While President Jackson promoted the policy of removing eastern Indians to the west, he did not originate the idea. Thomas Jefferson first suggested that removal beyond the evils of “civilization” would benefit the Indians and provide a justification for his purchase of Louisiana. In 1808-10 and again in 1817-19, members of the Cherokee Nation migrated to the west as the Cherokee land base shrank. But the major impetus for total removal came in 1830 when Congress, at the urging of President Jackson, passed the Indian Removal Act which authorized the President to negotiate cessions of Indian land in the east and transportation of native peoples west of the Mississippi.
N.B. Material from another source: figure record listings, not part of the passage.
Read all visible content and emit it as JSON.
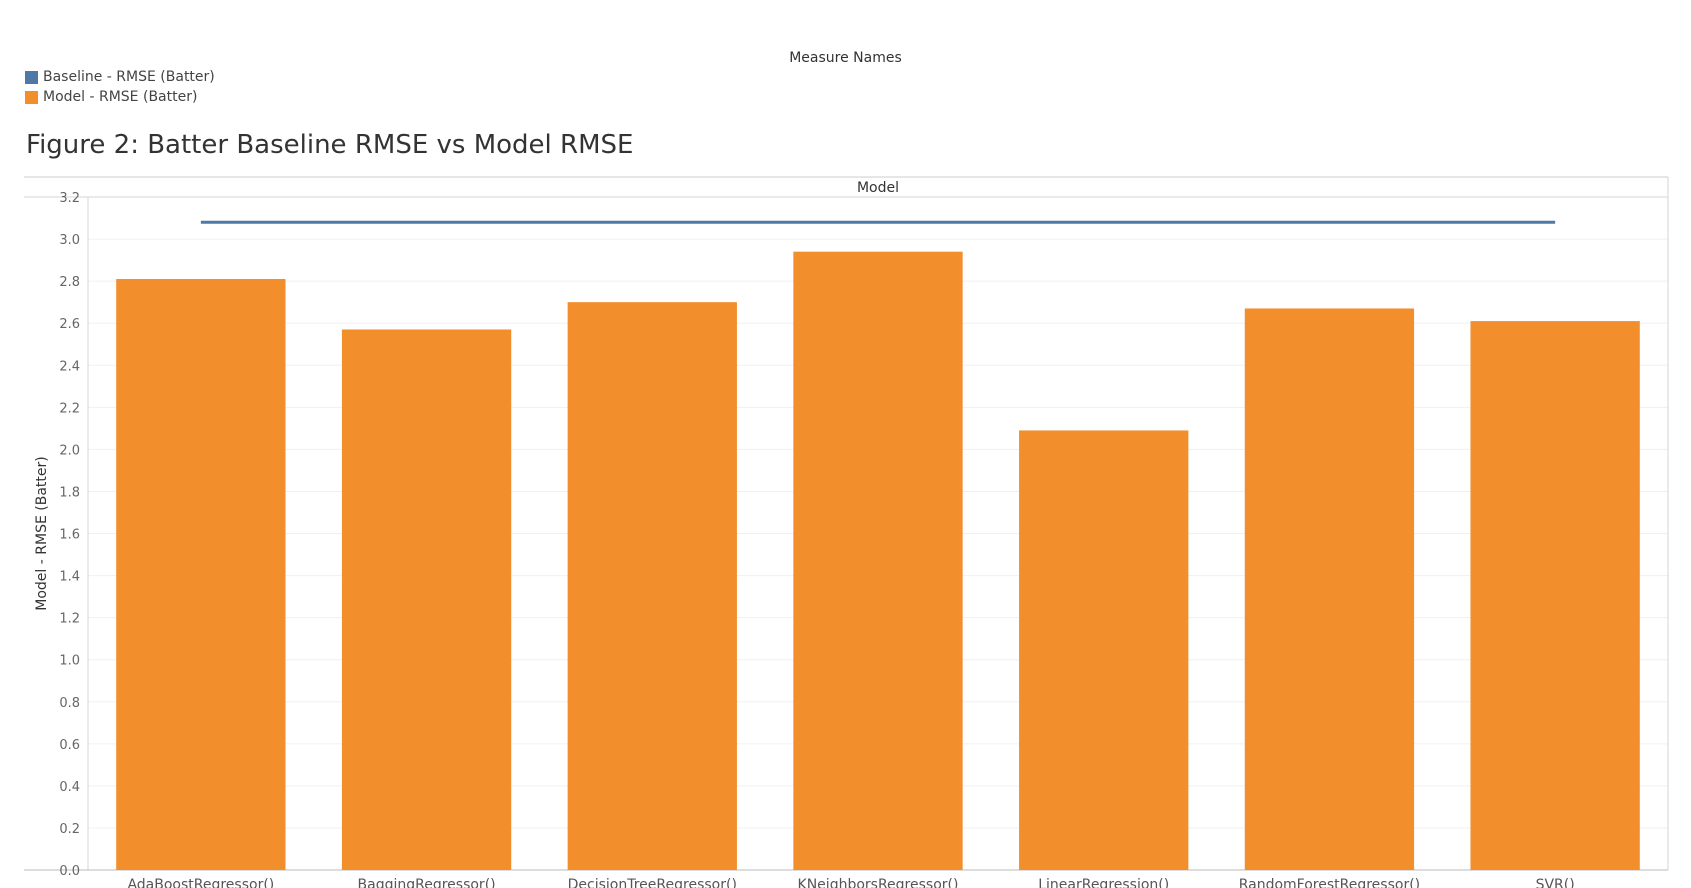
{
  "legend": {
    "title": "Measure Names",
    "items": [
      {
        "label": "Baseline - RMSE (Batter)",
        "color": "#4e79a7"
      },
      {
        "label": "Model - RMSE (Batter)",
        "color": "#f28e2b"
      }
    ]
  },
  "chart_data": {
    "type": "bar",
    "title": "Figure 2: Batter Baseline RMSE vs Model RMSE",
    "header": "Model",
    "xlabel": "",
    "ylabel": "Model - RMSE (Batter)",
    "categories": [
      "AdaBoostRegressor()",
      "BaggingRegressor()",
      "DecisionTreeRegressor()",
      "KNeighborsRegressor()",
      "LinearRegression()",
      "RandomForestRegressor()",
      "SVR()"
    ],
    "series": [
      {
        "name": "Model - RMSE (Batter)",
        "type": "bar",
        "color": "#f28e2b",
        "values": [
          2.81,
          2.57,
          2.7,
          2.94,
          2.09,
          2.67,
          2.61
        ]
      },
      {
        "name": "Baseline - RMSE (Batter)",
        "type": "line",
        "color": "#4e79a7",
        "values": [
          3.08,
          3.08,
          3.08,
          3.08,
          3.08,
          3.08,
          3.08
        ]
      }
    ],
    "ylim": [
      0,
      3.2
    ],
    "yticks": [
      "0.0",
      "0.2",
      "0.4",
      "0.6",
      "0.8",
      "1.0",
      "1.2",
      "1.4",
      "1.6",
      "1.8",
      "2.0",
      "2.2",
      "2.4",
      "2.6",
      "2.8",
      "3.0",
      "3.2"
    ],
    "grid": true,
    "legend_position": "top-left"
  }
}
Although other Indian Nations such as the Choctaws signed removal treaties right away, the Cherokees refused. The Nations's leaders retained legal counsel and took its case against repressive state legislation to the United States Supreme Court (Cherokee Nation v. Georgia, 5 Peters 1). The Cherokee Nation won, however, on the grounds that the Cherokees constituted a “domestic dependent” nation—not a foreign state under the U.S. Constitution. The state's failure to respond to the decision and the federal government's refusal to enforce it prompted an unauthorized Cherokee faction to negotiate removal. In December 1835, these disaffected men signed the Treaty of New Echota by which they exchanged the Cherokee Nation's territory in the southeast for land in the west. The United States Senate ratified the treaty, and in the summer of 1838, soldiers began to round up Cherokees for deportation. Ultimately, the Cherokees were permitted to delay until fall and to manage their own removal, but this leniency did little to ameliorate the experience the Cherokees called the “trail of tears.” The weather was unusually harsh that winter; cold, disease, hunger, and exhaustion claimed the lives of at least 4,000 of the 15,000 people who travelled the thousand miles to the west. 1

The details of Cherokee removal have been recounted many times by scholars and popular writers. The focus of these accounts has tended to be political: they have dealt primarily with the United States' removal policy, the negotiation of removal treaties, and the political factionalism which the removal issue created within Cherokee society. In other words, the role of men in this event has dominated historical analysis. Yet women also were involved. In the sesquicentennial year of the Cherokees' arrival in the West and on the occasion of the inaugural issue of the JOURNAL OF WOMEN'S HISTORY, it seems appropriate to reexamine the “trail of tears” using gender as a category of analysis. In particular, what role did women play in removal? How did they regard the policy? Did their views differ from those of men? How did the removal affect women? What were their experiences along the “trail of tears”? How did they go about reestablishing their lives in their new homes in the West? How does this kind of analysis amplify or alter our understanding of the event?